Alguns filmes trabalham tanto o drama com pontuação tematizada instrumental que acaba irritando o espectador que já até sabe a hora que vai acontecer algo ou aparecer alguém que não é bem-vindo. Muitos que forem sem ler nada assistir a "Vic + Flo Viram Um Urso" podem demorar até um bom tempo para compreender o que está acontecendo, pois inicialmente parece que o longa é algum tipo de continuação de outro filme, pois não temos a parte introdutória de apresentação que é comum na maioria dos filmes, tudo acaba acontecendo pontualmente e temos de ir assimilando, mas garanto que se o diretor tivesse entregue alguns detalhes extras, principalmente o crime de Florence no passado, o longa envolveria muito mais e ainda assim continuaria com o clima de suspense da trama, mas ao relativizar tudo, o resultado final embora seja condizente com tudo que ocorreu no restante, ainda ficou como um filme que não sabemos se gostamos ou não, perdido no meio do caminho.
O filme nos mostra que Victoria Champagne é libertada da prisão. Instalada em uma cabana no meio da mata, ela deve informar suas atividades semanais ao agente da condicional. Florence Richemont, sua companheira de cela e de intimidade, é liberada mais tarde e se junta a Victoria na floresta. A partir disto, começa uma estranha dinâmica entre elas, que precisam se proteger dos fantasmas do passado.
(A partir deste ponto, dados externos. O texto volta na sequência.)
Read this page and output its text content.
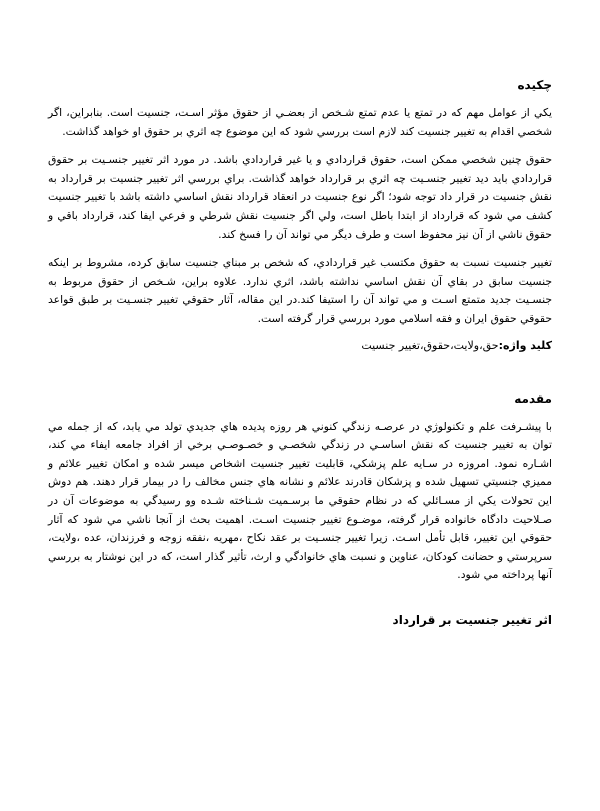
چکیده

یکي از عوامل مهم که در تمتع یا عدم تمتع شـخص از بعضـي از حقوق مؤثر اسـت، جنسیت است. بنابراین، اگر شخصي اقدام به تغییر جنسیت کند لازم است بررسي شود که این موضوع چه اثري بر حقوق او خواهد گذاشت.

حقوق چنین شخصي ممکن است، حقوق قراردادي و یا غیر قراردادي باشد. در مورد اثر تغییر جنسـیت بر حقوق قراردادي باید دید تغییر جنسـیت چه اثري بر قرارداد خواهد گذاشت. براي بررسي اثر تغییر جنسیت بر قرارداد به نقش جنسیت در قرار داد توجه شود؛ اگر نوع جنسیت در انعقاد قرارداد نقش اساسي داشته باشد با تغییر جنسیت کشف مي شود که قرارداد از ابتدا باطل است، ولي اگر جنسیت نقش شرطي و فرعي ایفا کند، قرارداد باقي و حقوق ناشي از آن نیز محفوظ است و طرف دیگر مي تواند آن را فسخ کند.

تغییر جنسیت نسبت به حقوق مکتسب غیر قراردادي، که شخص بر مبناي جنسیت سابق کرده، مشروط بر اینکه جنسیت سابق در بقاي آن نقش اساسي نداشته باشد، اثري ندارد. علاوه براین، شـخص از حقوق مربوط به جنسـیت جدید متمتع اسـت و مي تواند آن را استیفا کند.در این مقاله، آثار حقوقي تغییر جنسـیت بر طبق قواعد حقوقي حقوق ایران و فقه اسلامي مورد بررسي قرار گرفته است.

کلید واژه:حق،ولایت،حقوق،تغییر جنسیت
مقدمه

با پیشـرفت علم و تکنولوژي در عرصـه زندگي کنوني هر روزه پدیده هاي جدیدي تولد مي یابد، که از جمله مي توان به تغییر جنسیت که نقش اساسـي در زندگي شخصـي و خصـوصـي برخي از افراد جامعه ایفاء مي کند، اشـاره نمود. امروزه در سـایه علم پزشکي، قابلیت تغییر جنسیت اشخاص میسر شده و امکان تغییر علائم و ممیزي جنسیتي تسهیل شده و پزشکان قادرند علائم و نشانه هاي جنس مخالف را در بیمار قرار دهند. هم دوش این تحولات یکي از مسـائلي که در نظام حقوقي ما برسـمیت شـناخته شـده وو رسیدگي به موضوعات آن در صـلاحیت دادگاه خانواده قرار گرفته، موضـوع تغییر جنسیت اسـت. اهمیت بحث از آنجا ناشي مي شود که آثار حقوقي این تغییر، قابل تأمل اسـت. زیرا تغییر جنسـیت بر عقد نکاح ،مهریه ،نفقه زوجه و فرزندان، عده ،ولایت، سرپرستي و حضانت کودکان، عناوین و نسبت هاي خانوادگي و ارث، تأثیر گذار است، که در این نوشتار به بررسي آنها پرداخته مي شود.

اثر تغییر جنسیت بر قرارداد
Se existe algo interessante no roteiro é a forma que cada um dos protagonistas enxerga e desenvolve a sua própria prisão interior, e isso é algo que acaba desenvolvendo nossa forma de pensar e refletir junto com tudo que ocorre, de forma que o diretor Denis Côté acaba tornando a trama interessante com suas nuances, mas ao ser alternativo demais e pontuado demais, quebrando cada momento sem uma fluidez, acabamos de certa maneira dispersos em relação à tudo que acaba sendo mostrado, pois a cada buraco, por ser um filme pensante, sobra tempo para que você viaje no que está acontecendo e ao voltar para a tela, já não está conectado com algo novo e reflexivo que está sendo mostrado. Então não posso falar que é um roteiro ruim, mas deveria ter sido trabalhado ou completamente aberto para pensar ou atacando todo o suspense/drama que a trama caberia e resultaria num filme espetacular. Mas dessa maneira o resultado repito o que falei no começo, fez o diretor parecer não querer agradar nem a ele mesmo, muito menos aos espectadores, deixando tudo sempre em cima do muro.
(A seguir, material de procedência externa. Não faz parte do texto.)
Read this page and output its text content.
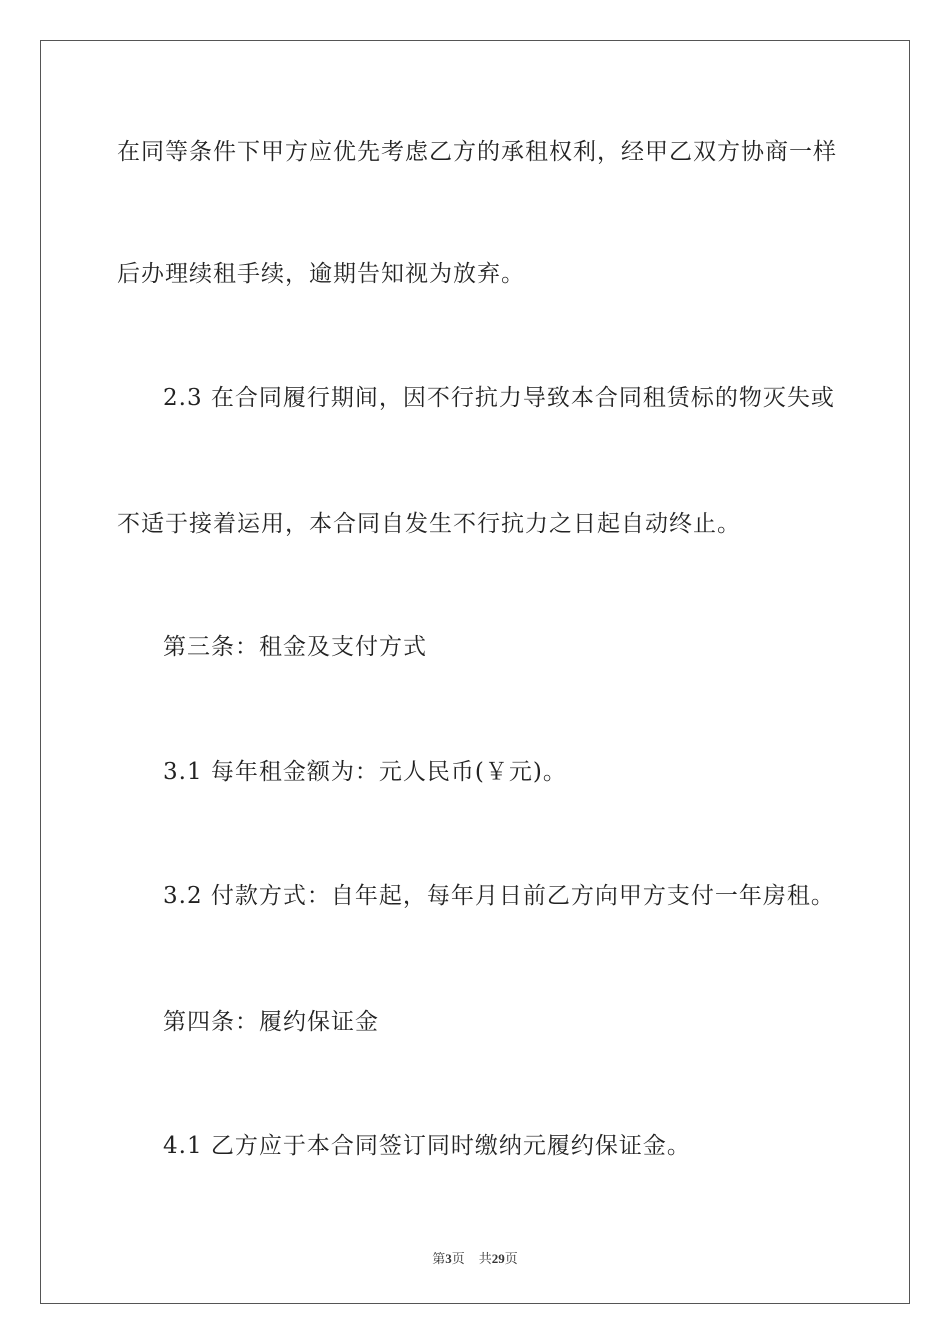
在同等条件下甲方应优先考虑乙方的承租权利，经甲乙双方协商一样
后办理续租手续，逾期告知视为放弃。
2.3 在合同履行期间，因不行抗力导致本合同租赁标的物灭失或
不适于接着运用，本合同自发生不行抗力之日起自动终止。
第三条：租金及支付方式
3.1 每年租金额为：元人民币(￥元)。
3.2 付款方式：自年起，每年月日前乙方向甲方支付一年房租。
第四条：履约保证金
4.1 乙方应于本合同签订同时缴纳元履约保证金。
第3页 共29页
Sobre a atuação, chega a ser engraçado o quão caracterizada ficou Pierrette Robitaille como a ex-presidiária homossexual Victoria, de maneira que mesmo que não fosse, acabaríamos imaginando isso de seu jeito que acabou incorporando, isso claro é um grande feitio da atriz e não temos o que reclamar de sua expressão, mas talvez se fugisse um pouco do estereótipo criado chamaria mais atenção. Valerie Donzelli faz de sua Florence uma personagem complexa e que não é possível determinar um rumo condizente apenas com o que faz na tela, talvez sendo necessário pesar algo a mais de nossa própria cultura para aceitar ou não seus atos, e isso como filme julgaria um pouco errôneo, afinal o roteiro pode ser dúbio e nos levar a refletir, mas o personagem sem rumo, mostra falha na concepção do ator, talvez determinar se queria ser de impacto ou impactante agradaria mais. Marc-André Grondin faz o agente Guillaume parecer o ponto de quebra da trama, pois a todo momento que aparece ficamos quase que como um anjo analisador de conduta que quer determinar se vai levar as almas para o céu ou para o inferno, e incomoda demais sempre suas aparições sem determinismo, pode ser até que não agrade tanto se o virmos de outra maneira, mas ao mesmo tempo que soa fofo como Florence o vê em alguns momentos pode ser o chato também. E para finalizar sobre a atuação dos protagonistas Marie Brassard faz uma Jackie/Marina interessantíssima e cheia de duplos sentidos, mas ainda gostaria de ir mais a fundo e saber como foi seu crime junto de Florence para pontuar mais se toda essa sua violência é válida ou exagero artístico do diretor/roteirista. Os demais possuem expressões exageradas e em certos momentos até assustadoras demais, mas funcionam dentro das características que o diretor quis passar, apenas soando totalmente fora do que estamos acostumados a ver.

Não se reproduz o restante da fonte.